The most common revisions in flap reconstruction are corrections of flap fullness, or contour abnormalities. If the flap is too large, it can be corrected with liposuction or excision of skin. If there is a dent in the soft tissue, it may be possible to improve it with fat injections. In this procedure, fat is removed from other parts of the body with liposuction, and is then prepared for injection into the soft tissue of the reconstructed breast. It is not always predictable as to how much fat will “take” or be accepted by the body. It is not unusual to need more than one procedure to get the desired final outcome. The fat that does survive should last forever.

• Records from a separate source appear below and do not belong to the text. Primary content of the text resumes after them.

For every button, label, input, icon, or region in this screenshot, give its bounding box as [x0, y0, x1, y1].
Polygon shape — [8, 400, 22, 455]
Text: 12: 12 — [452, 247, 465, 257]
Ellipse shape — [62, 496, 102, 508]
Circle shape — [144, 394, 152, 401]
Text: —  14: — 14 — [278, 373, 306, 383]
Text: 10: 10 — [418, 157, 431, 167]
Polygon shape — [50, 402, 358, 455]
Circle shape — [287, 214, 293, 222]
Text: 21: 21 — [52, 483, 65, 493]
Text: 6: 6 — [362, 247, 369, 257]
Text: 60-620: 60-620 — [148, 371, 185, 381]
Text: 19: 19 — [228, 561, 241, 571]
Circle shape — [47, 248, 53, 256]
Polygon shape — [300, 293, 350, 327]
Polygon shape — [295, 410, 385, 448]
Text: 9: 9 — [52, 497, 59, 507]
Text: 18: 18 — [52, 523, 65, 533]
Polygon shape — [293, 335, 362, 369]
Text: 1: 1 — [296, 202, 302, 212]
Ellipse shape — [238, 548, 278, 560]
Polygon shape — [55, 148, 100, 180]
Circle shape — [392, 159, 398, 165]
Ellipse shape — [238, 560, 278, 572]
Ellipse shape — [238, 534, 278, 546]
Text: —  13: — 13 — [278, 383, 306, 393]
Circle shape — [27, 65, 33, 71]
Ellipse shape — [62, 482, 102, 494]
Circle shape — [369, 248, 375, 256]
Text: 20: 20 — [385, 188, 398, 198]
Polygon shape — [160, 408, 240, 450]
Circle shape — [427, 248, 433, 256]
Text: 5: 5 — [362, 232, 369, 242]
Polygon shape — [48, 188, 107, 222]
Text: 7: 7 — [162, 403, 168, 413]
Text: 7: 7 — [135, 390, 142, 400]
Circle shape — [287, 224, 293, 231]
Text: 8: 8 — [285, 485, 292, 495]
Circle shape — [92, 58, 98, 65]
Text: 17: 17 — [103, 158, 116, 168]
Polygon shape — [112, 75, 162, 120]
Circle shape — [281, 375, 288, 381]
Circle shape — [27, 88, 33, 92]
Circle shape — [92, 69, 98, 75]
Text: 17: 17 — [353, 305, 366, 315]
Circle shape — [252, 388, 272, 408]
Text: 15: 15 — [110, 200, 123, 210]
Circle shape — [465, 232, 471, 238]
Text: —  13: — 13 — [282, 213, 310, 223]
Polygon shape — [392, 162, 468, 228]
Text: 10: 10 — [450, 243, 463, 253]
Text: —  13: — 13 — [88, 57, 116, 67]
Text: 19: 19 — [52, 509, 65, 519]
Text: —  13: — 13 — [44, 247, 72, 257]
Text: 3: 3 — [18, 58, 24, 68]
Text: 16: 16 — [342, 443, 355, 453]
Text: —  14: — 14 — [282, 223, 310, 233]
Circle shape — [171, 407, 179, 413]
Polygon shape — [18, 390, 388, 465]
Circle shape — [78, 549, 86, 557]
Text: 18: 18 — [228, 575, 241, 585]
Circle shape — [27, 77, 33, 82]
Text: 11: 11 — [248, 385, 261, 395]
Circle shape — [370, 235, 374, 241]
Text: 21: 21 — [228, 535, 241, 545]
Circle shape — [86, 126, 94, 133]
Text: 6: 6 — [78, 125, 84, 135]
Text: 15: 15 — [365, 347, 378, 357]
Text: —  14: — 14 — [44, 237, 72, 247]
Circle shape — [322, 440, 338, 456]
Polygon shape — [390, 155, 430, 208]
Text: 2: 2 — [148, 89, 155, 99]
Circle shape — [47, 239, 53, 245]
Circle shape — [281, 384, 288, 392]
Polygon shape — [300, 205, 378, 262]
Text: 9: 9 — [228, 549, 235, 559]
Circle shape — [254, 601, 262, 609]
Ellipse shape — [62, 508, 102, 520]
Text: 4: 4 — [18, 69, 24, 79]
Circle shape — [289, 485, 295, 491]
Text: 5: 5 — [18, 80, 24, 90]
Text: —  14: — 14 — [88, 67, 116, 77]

Photos and Doctor Commentary
Click Image to Enlarge
This patient underwent right mastectomy and TRAM free flap reconstruction. The right reconstructed breast is fuller than her left breast. To improve symmetry, she underwent liposuction of the reconstructed breast at the time of her nipple areola reconstruction.
Another area of concern that may require revision is fat necrosis. Fat necrosis is an area of firm tissue that can form in the reconstructed breast as a result of inadequate blood supply. Although typically not visible, fat necrosis can present like a lump, and may be painful. This can cause some degree of oncologic concern, and ultrasound or biopsy can be used to rule out cancer. The degree of firmness from fat necrosis usually improves with time. In some cases, areas of necrosis will need to be excised. Fat necrosis is more common in patients who have had radiation after the initial flap surgery, and in patients who have had pedicled TRAM flaps rather then abdominal free flaps.
Harvesting of an abdominal flap for breast reconstruction can result in donor site weakness, bulging, or hernia. The risk of this is greatest with the pedicled TRAM flap. It is much less likely when the abdominal tissue is transferred as a microvascular free flap. If fullness develops in the abdominal site, surgical options are available to correct the problem. Abdominal bulges or hernias that are not addressed may become larger or more difficult to repair with time. Repair can be done by reopening the abdominal scar and using a mesh material to reinforce the bulge. Newer techniques also utilize the external oblique muscles as part of the repair. Minor cosmetic problems in the abdominal area can corrected with simple scar revisions.
Once the revisions are done, the nipple areola will be created. Most autogeneous tissue reconstruction is completed after two procedures, although some will require a third operation to make additional contouring changes where necessary.